Mr. Dole said he will appear with North in Alexandria, Norfolk, Salem, and Richmond as part of a tour on behalf of Southern GOP candidates. North is running for the seat held by Democratic Sen. Charles Robb. Former Gov. L. Douglas Wilder and former state Attorney General J. Marshall Coleman are running as independents.
Shuttle shoots laser
Bright green laser pulses streamed from space shuttle Discovery on Saturday and bounced off thick, high clouds over Caribbean tropical storm Debby in the first atmospheric study of its kind.
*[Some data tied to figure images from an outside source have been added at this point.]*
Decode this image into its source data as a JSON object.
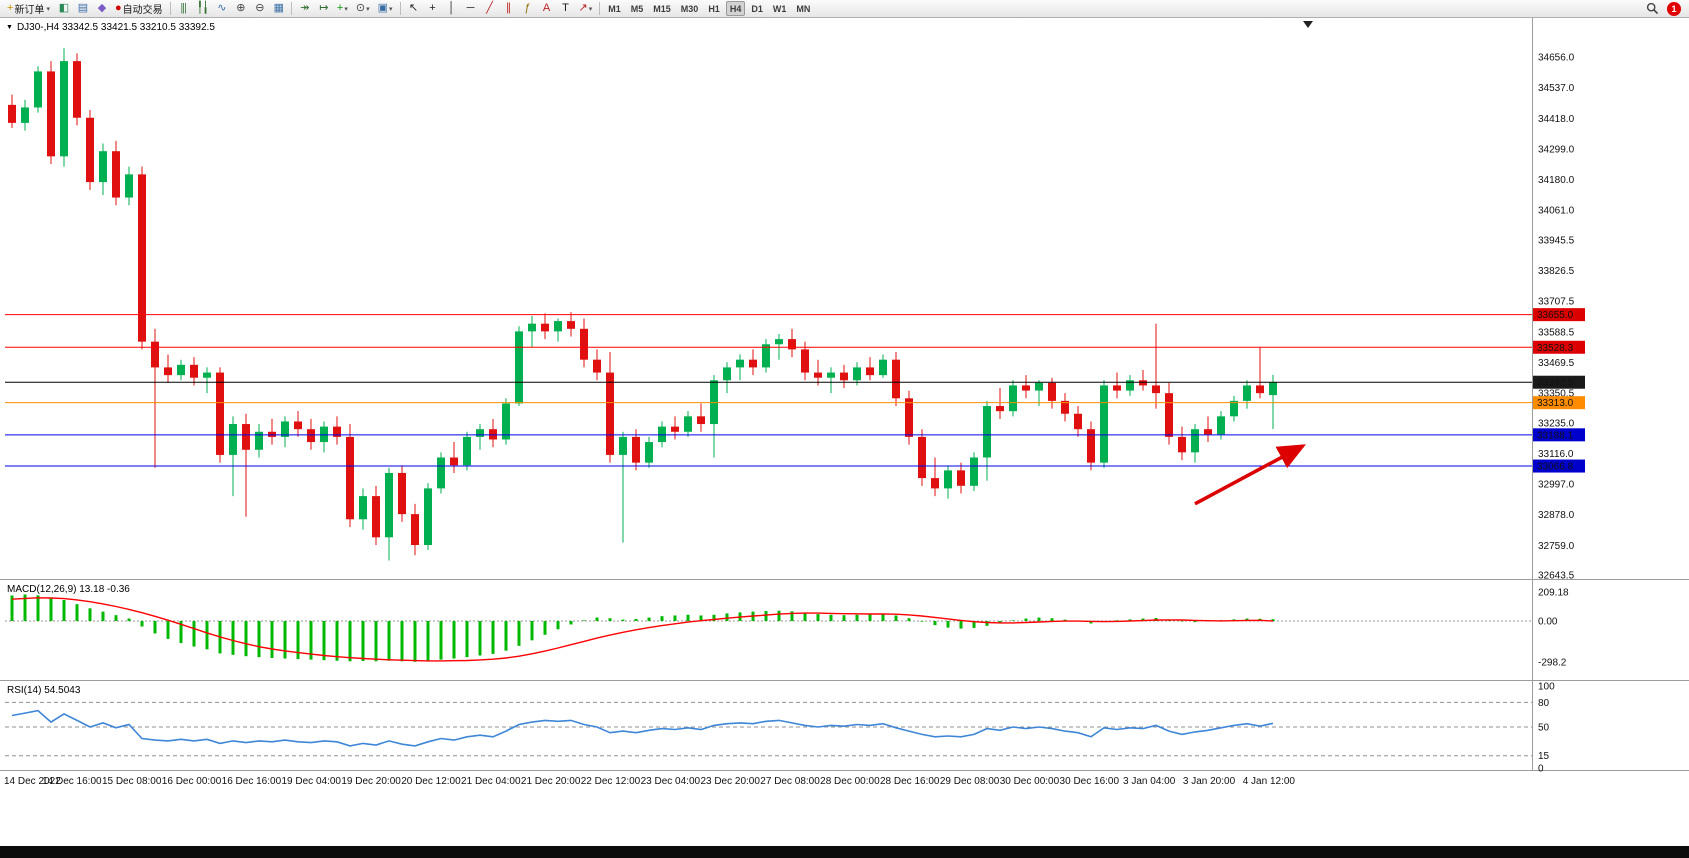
{
  "toolbar": {
    "groups": [
      {
        "items": [
          {
            "name": "new-order-button",
            "icon": "new-order-icon",
            "glyph": "+",
            "color": "#c79100",
            "label": "新订单",
            "dropdown": true
          },
          {
            "name": "charts-button",
            "icon": "chart-window-icon",
            "glyph": "◧",
            "color": "#2e8b57"
          },
          {
            "name": "profiles-button",
            "icon": "profiles-icon",
            "glyph": "▤",
            "color": "#3a6ea5"
          },
          {
            "name": "metaeditor-button",
            "icon": "metaeditor-icon",
            "glyph": "◆",
            "color": "#7b5cc6"
          },
          {
            "name": "autotrading-button",
            "icon": "autotrading-icon",
            "glyph": "●",
            "color": "#d40000",
            "label": "自动交易"
          }
        ]
      },
      {
        "items": [
          {
            "name": "bar-chart-button",
            "icon": "bar-chart-icon",
            "glyph": "|||",
            "color": "#4a7d4a"
          },
          {
            "name": "candlestick-chart-button",
            "icon": "candlestick-icon",
            "glyph": "╿╽",
            "color": "#2f6e2f"
          },
          {
            "name": "line-chart-button",
            "icon": "line-chart-icon",
            "glyph": "∿",
            "color": "#3a6ea5"
          },
          {
            "name": "zoom-in-button",
            "icon": "zoom-in-icon",
            "glyph": "⊕",
            "color": "#444444"
          },
          {
            "name": "zoom-out-button",
            "icon": "zoom-out-icon",
            "glyph": "⊖",
            "color": "#444444"
          },
          {
            "name": "tile-windows-button",
            "icon": "tile-windows-icon",
            "glyph": "▦",
            "color": "#3a6ea5"
          }
        ]
      },
      {
        "items": [
          {
            "name": "auto-scroll-button",
            "icon": "auto-scroll-icon",
            "glyph": "↠",
            "color": "#2f6e2f"
          },
          {
            "name": "chart-shift-button",
            "icon": "chart-shift-icon",
            "glyph": "↦",
            "color": "#2f6e2f"
          },
          {
            "name": "indicators-button",
            "icon": "indicators-icon",
            "glyph": "+",
            "color": "#0a9a0a",
            "dropdown": true
          },
          {
            "name": "periods-button",
            "icon": "clock-icon",
            "glyph": "⊙",
            "color": "#444444",
            "dropdown": true
          },
          {
            "name": "templates-button",
            "icon": "templates-icon",
            "glyph": "▣",
            "color": "#3a6ea5",
            "dropdown": true
          }
        ]
      },
      {
        "items": [
          {
            "name": "cursor-button",
            "icon": "cursor-icon",
            "glyph": "↖",
            "color": "#222222"
          },
          {
            "name": "crosshair-button",
            "icon": "crosshair-icon",
            "glyph": "+",
            "color": "#222222"
          },
          {
            "name": "vertical-line-button",
            "icon": "vertical-line-icon",
            "glyph": "│",
            "color": "#222222"
          },
          {
            "name": "horizontal-line-button",
            "icon": "horizontal-line-icon",
            "glyph": "─",
            "color": "#222222"
          },
          {
            "name": "trendline-button",
            "icon": "trendline-icon",
            "glyph": "╱",
            "color": "#bb2222"
          },
          {
            "name": "channel-button",
            "icon": "channel-icon",
            "glyph": "∥",
            "color": "#bb2222"
          },
          {
            "name": "fibonacci-button",
            "icon": "fibonacci-icon",
            "glyph": "ƒ",
            "color": "#8a6d00"
          },
          {
            "name": "text-button",
            "icon": "text-icon",
            "glyph": "A",
            "color": "#bb2222"
          },
          {
            "name": "text-label-button",
            "icon": "text-label-icon",
            "glyph": "T",
            "color": "#222222"
          },
          {
            "name": "arrows-button",
            "icon": "arrow-tools-icon",
            "glyph": "↗",
            "color": "#bb2222",
            "dropdown": true
          }
        ]
      },
      {
        "timeframes": true
      },
      {
        "align": "right",
        "items": [
          {
            "name": "search-button",
            "icon": "search-icon",
            "shape": "magnifier"
          },
          {
            "name": "notification-badge",
            "badge": true,
            "text": "1",
            "color": "#e00000"
          }
        ]
      }
    ],
    "timeframes": [
      "M1",
      "M5",
      "M15",
      "M30",
      "H1",
      "H4",
      "D1",
      "W1",
      "MN"
    ],
    "active_timeframe": "H4",
    "notification_count": "1"
  },
  "chart_data": {
    "type": "candlestick",
    "title_text": "DJ30-,H4  33342.5 33421.5 33210.5 33392.5",
    "symbol": "DJ30-",
    "period": "H4",
    "ohlc_display": [
      "33342.5",
      "33421.5",
      "33210.5",
      "33392.5"
    ],
    "ylim": [
      32643.5,
      34656.0
    ],
    "up_color": "#00b050",
    "down_color": "#e01010",
    "price_axis_ticks": [
      "34656.0",
      "34537.0",
      "34418.0",
      "34299.0",
      "34180.0",
      "34061.0",
      "33945.5",
      "33826.5",
      "33707.5",
      "33588.5",
      "33469.5",
      "33350.5",
      "33235.0",
      "33116.0",
      "32997.0",
      "32878.0",
      "32759.0",
      "32643.5"
    ],
    "time_labels": [
      "14 Dec 2022",
      "14 Dec 16:00",
      "15 Dec 08:00",
      "16 Dec 00:00",
      "16 Dec 16:00",
      "19 Dec 04:00",
      "19 Dec 20:00",
      "20 Dec 12:00",
      "21 Dec 04:00",
      "21 Dec 20:00",
      "22 Dec 12:00",
      "23 Dec 04:00",
      "23 Dec 20:00",
      "27 Dec 08:00",
      "28 Dec 00:00",
      "28 Dec 16:00",
      "29 Dec 08:00",
      "30 Dec 00:00",
      "30 Dec 16:00",
      "3 Jan 04:00",
      "3 Jan 20:00",
      "4 Jan 12:00"
    ],
    "hlines": [
      {
        "price": 33655.0,
        "color": "#ff0000",
        "label": "33655.0",
        "tag_bg": "#dd0000"
      },
      {
        "price": 33528.3,
        "color": "#ff0000",
        "label": "33528.3",
        "tag_bg": "#dd0000"
      },
      {
        "price": 33392.5,
        "color": "#000000",
        "label": "33392.5",
        "tag_bg": "#1a1a1a"
      },
      {
        "price": 33313.0,
        "color": "#ff8c00",
        "label": "33313.0",
        "tag_bg": "#ff8c00"
      },
      {
        "price": 33188.1,
        "color": "#0000ee",
        "label": "33188.1",
        "tag_bg": "#0000cc"
      },
      {
        "price": 33066.8,
        "color": "#0000ee",
        "label": "33066.8",
        "tag_bg": "#0000cc"
      }
    ],
    "candles": [
      [
        34470,
        34510,
        34380,
        34400
      ],
      [
        34400,
        34490,
        34370,
        34460
      ],
      [
        34460,
        34620,
        34440,
        34600
      ],
      [
        34600,
        34640,
        34240,
        34270
      ],
      [
        34270,
        34690,
        34230,
        34640
      ],
      [
        34640,
        34670,
        34390,
        34420
      ],
      [
        34420,
        34450,
        34140,
        34170
      ],
      [
        34170,
        34320,
        34120,
        34290
      ],
      [
        34290,
        34330,
        34080,
        34110
      ],
      [
        34110,
        34230,
        34080,
        34200
      ],
      [
        34200,
        34230,
        33520,
        33550
      ],
      [
        33550,
        33600,
        33060,
        33450
      ],
      [
        33450,
        33500,
        33390,
        33420
      ],
      [
        33420,
        33480,
        33400,
        33460
      ],
      [
        33460,
        33490,
        33380,
        33410
      ],
      [
        33410,
        33450,
        33350,
        33430
      ],
      [
        33430,
        33450,
        33080,
        33110
      ],
      [
        33110,
        33260,
        32950,
        33230
      ],
      [
        33230,
        33270,
        32870,
        33130
      ],
      [
        33130,
        33230,
        33100,
        33200
      ],
      [
        33200,
        33250,
        33150,
        33180
      ],
      [
        33180,
        33260,
        33140,
        33240
      ],
      [
        33240,
        33280,
        33180,
        33210
      ],
      [
        33210,
        33250,
        33130,
        33160
      ],
      [
        33160,
        33240,
        33120,
        33220
      ],
      [
        33220,
        33260,
        33150,
        33180
      ],
      [
        33180,
        33230,
        32830,
        32860
      ],
      [
        32860,
        32980,
        32820,
        32950
      ],
      [
        32950,
        32990,
        32760,
        32790
      ],
      [
        32790,
        33060,
        32700,
        33040
      ],
      [
        33040,
        33070,
        32850,
        32880
      ],
      [
        32880,
        32920,
        32720,
        32760
      ],
      [
        32760,
        33000,
        32740,
        32980
      ],
      [
        32980,
        33120,
        32960,
        33100
      ],
      [
        33100,
        33160,
        33040,
        33070
      ],
      [
        33070,
        33200,
        33050,
        33180
      ],
      [
        33180,
        33230,
        33130,
        33210
      ],
      [
        33210,
        33250,
        33140,
        33170
      ],
      [
        33170,
        33330,
        33150,
        33310
      ],
      [
        33310,
        33610,
        33300,
        33590
      ],
      [
        33590,
        33650,
        33530,
        33620
      ],
      [
        33620,
        33660,
        33560,
        33590
      ],
      [
        33590,
        33640,
        33550,
        33630
      ],
      [
        33630,
        33665,
        33570,
        33600
      ],
      [
        33600,
        33640,
        33450,
        33480
      ],
      [
        33480,
        33520,
        33400,
        33430
      ],
      [
        33430,
        33510,
        33080,
        33110
      ],
      [
        33110,
        33200,
        32770,
        33180
      ],
      [
        33180,
        33210,
        33050,
        33080
      ],
      [
        33080,
        33180,
        33060,
        33160
      ],
      [
        33160,
        33240,
        33140,
        33220
      ],
      [
        33220,
        33260,
        33170,
        33200
      ],
      [
        33200,
        33280,
        33180,
        33260
      ],
      [
        33260,
        33310,
        33200,
        33230
      ],
      [
        33230,
        33420,
        33100,
        33400
      ],
      [
        33400,
        33470,
        33350,
        33450
      ],
      [
        33450,
        33500,
        33400,
        33480
      ],
      [
        33480,
        33520,
        33420,
        33450
      ],
      [
        33450,
        33560,
        33430,
        33540
      ],
      [
        33540,
        33580,
        33480,
        33560
      ],
      [
        33560,
        33600,
        33490,
        33520
      ],
      [
        33520,
        33550,
        33400,
        33430
      ],
      [
        33430,
        33480,
        33380,
        33410
      ],
      [
        33410,
        33450,
        33350,
        33430
      ],
      [
        33430,
        33460,
        33370,
        33400
      ],
      [
        33400,
        33470,
        33380,
        33450
      ],
      [
        33450,
        33490,
        33400,
        33420
      ],
      [
        33420,
        33500,
        33410,
        33480
      ],
      [
        33480,
        33510,
        33300,
        33330
      ],
      [
        33330,
        33360,
        33150,
        33180
      ],
      [
        33180,
        33210,
        32990,
        33020
      ],
      [
        33020,
        33100,
        32950,
        32980
      ],
      [
        32980,
        33070,
        32940,
        33050
      ],
      [
        33050,
        33080,
        32960,
        32990
      ],
      [
        32990,
        33120,
        32970,
        33100
      ],
      [
        33100,
        33320,
        33010,
        33300
      ],
      [
        33300,
        33370,
        33250,
        33280
      ],
      [
        33280,
        33400,
        33260,
        33380
      ],
      [
        33380,
        33420,
        33330,
        33360
      ],
      [
        33360,
        33400,
        33300,
        33390
      ],
      [
        33390,
        33410,
        33290,
        33320
      ],
      [
        33320,
        33350,
        33240,
        33270
      ],
      [
        33270,
        33300,
        33180,
        33210
      ],
      [
        33210,
        33240,
        33050,
        33080
      ],
      [
        33080,
        33400,
        33060,
        33380
      ],
      [
        33380,
        33430,
        33330,
        33360
      ],
      [
        33360,
        33420,
        33340,
        33400
      ],
      [
        33400,
        33440,
        33360,
        33380
      ],
      [
        33380,
        33620,
        33290,
        33350
      ],
      [
        33350,
        33390,
        33150,
        33180
      ],
      [
        33180,
        33220,
        33090,
        33120
      ],
      [
        33120,
        33230,
        33080,
        33210
      ],
      [
        33210,
        33260,
        33160,
        33190
      ],
      [
        33190,
        33280,
        33170,
        33260
      ],
      [
        33260,
        33340,
        33240,
        33320
      ],
      [
        33320,
        33400,
        33290,
        33380
      ],
      [
        33380,
        33530,
        33330,
        33350
      ],
      [
        33342.5,
        33421.5,
        33210.5,
        33392.5
      ]
    ],
    "macd": {
      "label_text": "MACD(12,26,9) 13.18 -0.36",
      "hist_color": "#00b800",
      "signal_color": "#ff0000",
      "ticks": [
        {
          "v": 209.18,
          "label": "209.18"
        },
        {
          "v": 0,
          "label": "0.00"
        },
        {
          "v": -298.2,
          "label": "-298.2"
        }
      ],
      "hist": [
        185,
        192,
        186,
        170,
        152,
        122,
        92,
        68,
        42,
        18,
        -40,
        -90,
        -130,
        -160,
        -185,
        -205,
        -235,
        -245,
        -255,
        -262,
        -268,
        -272,
        -276,
        -280,
        -284,
        -288,
        -292,
        -290,
        -292,
        -288,
        -292,
        -296,
        -290,
        -280,
        -272,
        -262,
        -250,
        -238,
        -215,
        -180,
        -140,
        -100,
        -60,
        -25,
        5,
        25,
        20,
        10,
        15,
        25,
        35,
        40,
        45,
        40,
        45,
        55,
        62,
        68,
        72,
        75,
        70,
        60,
        50,
        45,
        42,
        45,
        48,
        52,
        40,
        20,
        -5,
        -30,
        -48,
        -55,
        -50,
        -35,
        -15,
        5,
        18,
        25,
        20,
        10,
        -2,
        -18,
        -8,
        5,
        12,
        18,
        22,
        8,
        -4,
        -8,
        -2,
        6,
        12,
        18,
        16,
        13.18
      ],
      "signal": [
        158,
        164,
        168,
        167,
        162,
        153,
        140,
        124,
        105,
        84,
        60,
        34,
        6,
        -24,
        -55,
        -86,
        -115,
        -141,
        -165,
        -186,
        -203,
        -217,
        -229,
        -240,
        -250,
        -259,
        -266,
        -272,
        -277,
        -281,
        -284,
        -287,
        -289,
        -289,
        -288,
        -286,
        -282,
        -277,
        -268,
        -255,
        -238,
        -218,
        -196,
        -172,
        -148,
        -124,
        -102,
        -82,
        -64,
        -48,
        -33,
        -20,
        -8,
        2,
        11,
        20,
        28,
        36,
        43,
        50,
        55,
        57,
        57,
        55,
        53,
        52,
        51,
        51,
        49,
        44,
        36,
        26,
        15,
        4,
        -5,
        -11,
        -14,
        -14,
        -11,
        -7,
        -3,
        -1,
        -1,
        -3,
        -4,
        -3,
        0,
        3,
        7,
        8,
        7,
        4,
        2,
        1,
        2,
        4,
        5,
        -0.36
      ]
    },
    "rsi": {
      "label_text": "RSI(14) 54.5043",
      "line_color": "#3e86d8",
      "levels": [
        80,
        50,
        15
      ],
      "ticks": [
        {
          "v": 100,
          "label": "100"
        },
        {
          "v": 80,
          "label": "80"
        },
        {
          "v": 50,
          "label": "50"
        },
        {
          "v": 15,
          "label": "15"
        },
        {
          "v": 0,
          "label": "0"
        }
      ],
      "values": [
        64,
        67,
        70,
        56,
        66,
        58,
        50,
        55,
        49,
        53,
        36,
        34,
        33,
        35,
        33,
        35,
        30,
        33,
        31,
        33,
        32,
        34,
        32,
        31,
        33,
        32,
        27,
        30,
        28,
        33,
        29,
        27,
        32,
        36,
        34,
        38,
        40,
        38,
        45,
        53,
        56,
        58,
        57,
        58,
        53,
        50,
        43,
        45,
        43,
        46,
        48,
        47,
        49,
        47,
        52,
        54,
        55,
        54,
        57,
        58,
        55,
        52,
        50,
        52,
        51,
        53,
        52,
        54,
        49,
        45,
        41,
        38,
        39,
        38,
        41,
        48,
        46,
        50,
        48,
        50,
        48,
        45,
        43,
        38,
        49,
        47,
        49,
        48,
        52,
        45,
        41,
        44,
        46,
        49,
        52,
        54,
        51,
        54.5
      ]
    },
    "annotation_arrow": {
      "from": {
        "i": 91,
        "p": 32920
      },
      "to": {
        "i": 99.3,
        "p": 33145
      },
      "color": "#dd0000"
    }
  }
}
Ground controllers directed the lasers at the storm as the shuttle soared overhead. The experiment took place several hours after the shuttle successfully blasted off for a nine-day flight.
Greece, Albania at odds
Albania accused Greece of exacerbating tensions between the Balkan rivals Saturday by closing a Greek consulate and virtually sealing the border. The Albanian Foreign Ministry issued a statement saying that Greece had closed its consulate in Gjirokastra, a town in southern Albania where an ethnic Greek minority is concentrated. Relations between the two countries deteriorated sharply when a Tirana court on Wednesday convicted five ethnic Greeks of spying for Greece and sentenced them to prison.
Pope in Zagreb
Pope John Paul II in Zagreb, Croatia, urged his Catholic Croatian hosts to seek peace with their Serb neighbors yesterday. However, on Saturday he called Sarajevo, surrounded by Bosnian Serb forces, ``a martyred town'' and specifically mentioned Croat towns taken by Serbs. Croats chafe at the loss of one-third of their land in the civil war against the Serbs three years ago, and many vow to get it back.